Campeonato Nacional de Fútbol de Puerto Rico
- Founded: 2005
- Folded: 2007
- Country: Puerto Rico

= Campeonato Nacional de Fútbol de Puerto Rico =

Football league in Puerto Rico

Campeonato Nacional de Fútbol de Puerto Rico was a football league in Puerto Rico, which was founded in 2005 and folded in 2007. It was an amateur league. This league became the first organized tournament to unify the domestic football scene established by the Puerto Rican Football Federation.

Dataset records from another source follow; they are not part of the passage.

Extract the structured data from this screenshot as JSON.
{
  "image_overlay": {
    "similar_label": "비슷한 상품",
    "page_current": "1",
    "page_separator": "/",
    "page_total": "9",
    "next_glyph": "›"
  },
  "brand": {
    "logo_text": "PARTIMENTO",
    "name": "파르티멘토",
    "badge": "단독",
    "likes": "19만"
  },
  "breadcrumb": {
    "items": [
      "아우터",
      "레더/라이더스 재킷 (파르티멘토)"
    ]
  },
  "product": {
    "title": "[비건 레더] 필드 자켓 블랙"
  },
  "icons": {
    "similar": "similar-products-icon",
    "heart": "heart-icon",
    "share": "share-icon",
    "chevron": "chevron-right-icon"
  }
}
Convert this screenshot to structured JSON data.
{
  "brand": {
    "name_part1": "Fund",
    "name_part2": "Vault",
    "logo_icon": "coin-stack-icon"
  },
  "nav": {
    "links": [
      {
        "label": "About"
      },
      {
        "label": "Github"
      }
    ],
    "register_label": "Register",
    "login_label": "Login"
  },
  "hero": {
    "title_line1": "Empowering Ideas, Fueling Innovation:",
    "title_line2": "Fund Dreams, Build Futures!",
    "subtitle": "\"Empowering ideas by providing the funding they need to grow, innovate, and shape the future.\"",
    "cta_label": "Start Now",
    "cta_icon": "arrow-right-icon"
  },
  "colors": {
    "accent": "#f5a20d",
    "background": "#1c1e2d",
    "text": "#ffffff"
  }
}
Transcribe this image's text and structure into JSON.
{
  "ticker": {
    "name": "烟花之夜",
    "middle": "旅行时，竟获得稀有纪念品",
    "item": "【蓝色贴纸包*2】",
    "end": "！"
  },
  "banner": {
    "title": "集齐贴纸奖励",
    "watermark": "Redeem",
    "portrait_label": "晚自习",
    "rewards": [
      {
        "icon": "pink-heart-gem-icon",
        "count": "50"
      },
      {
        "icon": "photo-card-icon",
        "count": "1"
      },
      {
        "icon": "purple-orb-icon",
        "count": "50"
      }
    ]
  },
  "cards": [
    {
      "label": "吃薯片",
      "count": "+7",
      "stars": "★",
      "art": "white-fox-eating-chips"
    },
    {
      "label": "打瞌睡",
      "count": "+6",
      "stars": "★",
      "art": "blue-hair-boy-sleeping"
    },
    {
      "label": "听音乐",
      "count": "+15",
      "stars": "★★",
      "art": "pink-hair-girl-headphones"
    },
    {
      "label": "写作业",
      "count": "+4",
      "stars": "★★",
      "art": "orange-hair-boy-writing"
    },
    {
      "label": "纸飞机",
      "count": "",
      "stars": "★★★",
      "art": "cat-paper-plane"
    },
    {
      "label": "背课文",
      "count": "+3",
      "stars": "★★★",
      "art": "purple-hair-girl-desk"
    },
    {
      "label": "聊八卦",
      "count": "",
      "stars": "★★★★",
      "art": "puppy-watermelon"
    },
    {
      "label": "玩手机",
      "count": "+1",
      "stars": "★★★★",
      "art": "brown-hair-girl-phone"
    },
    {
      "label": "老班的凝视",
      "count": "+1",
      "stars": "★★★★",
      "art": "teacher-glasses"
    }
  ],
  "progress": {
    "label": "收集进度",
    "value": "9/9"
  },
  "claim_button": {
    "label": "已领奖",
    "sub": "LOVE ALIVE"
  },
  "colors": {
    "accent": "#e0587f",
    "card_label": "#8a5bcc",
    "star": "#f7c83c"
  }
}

The league did not include the Puerto Rico Islanders, who for historical reasons played in the North American Soccer League, which was the second division in the United States and Canada from 2011 to 2017, when the league folded.

==History==

During its three years of existence, all titles were won by Fraigcomar.

===2005 season===

For the 2005 season, 2 groups of 8 teams participated.

====Tables====

Group 1
| Pos | Team | Pld | W | D | L | GF | GA | GD | Pts |
|---|---|---|---|---|---|---|---|---|---|
| 1 | Quintana FC | 4 | 3 | 0 | 1 | 5 | 1 | +4 | 9 |
| 2 | Huracanes de Caguas | 4 | 3 | 0 | 1 | 3 | 2 | +1 | 9 |
| 3 | Magic de San Juan | 3 | 1 | 0 | 2 | 3 | 3 | 0 | 3 |
| 4 | Mayagüez FC | 3 | 0 | 0 | 3 | 0 | 5 | −5 | 0 |

Group 2
| Pos | Team | Pld | W | D | L | GF | GA | GD | Pts |
|---|---|---|---|---|---|---|---|---|---|
| 1 | Fraigcomar | 4 | 4 | 0 | 0 | 15 | 0 | +15 | 12 |
| 2 | Gigantes de Carolina | 4 | 3 | 0 | 1 | 14 | 4 | +10 | 9 |
| 3 | Atleticos de Levittown | 4 | 1 | 0 | 3 | 8 | 13 | −5 | 3 |
| 4 | Vaqueros de Bayamon | 4 | 0 | 0 | 4 | 2 | 22 | −20 | 0 |

====Final====
Location: Estadio Juan Ramón Loubriel, Bayamón

| Date | Team 1 | Score | Team 2 |
|---|---|---|---|
| Dec 11 | Fraigcomar | 1–0 | Huracanes |

=== 2007 ===

- Fraigcomar
- San Juan Galaxy
- Caguas Huracán
- San Francisco Guaynabo
- Clube Atlético Levittown
- Tornados de Humacao

===Folding===

In 2008, the league was replaced as the highest level football league in the country by the Puerto Rico Soccer League, which was created by the Puerto Rican Football Federation to unify the domestic football scene, but only managed to get the attention of Liga Mayor teams, whilst most teams chose to stay in La Liga Premier, another amateur league.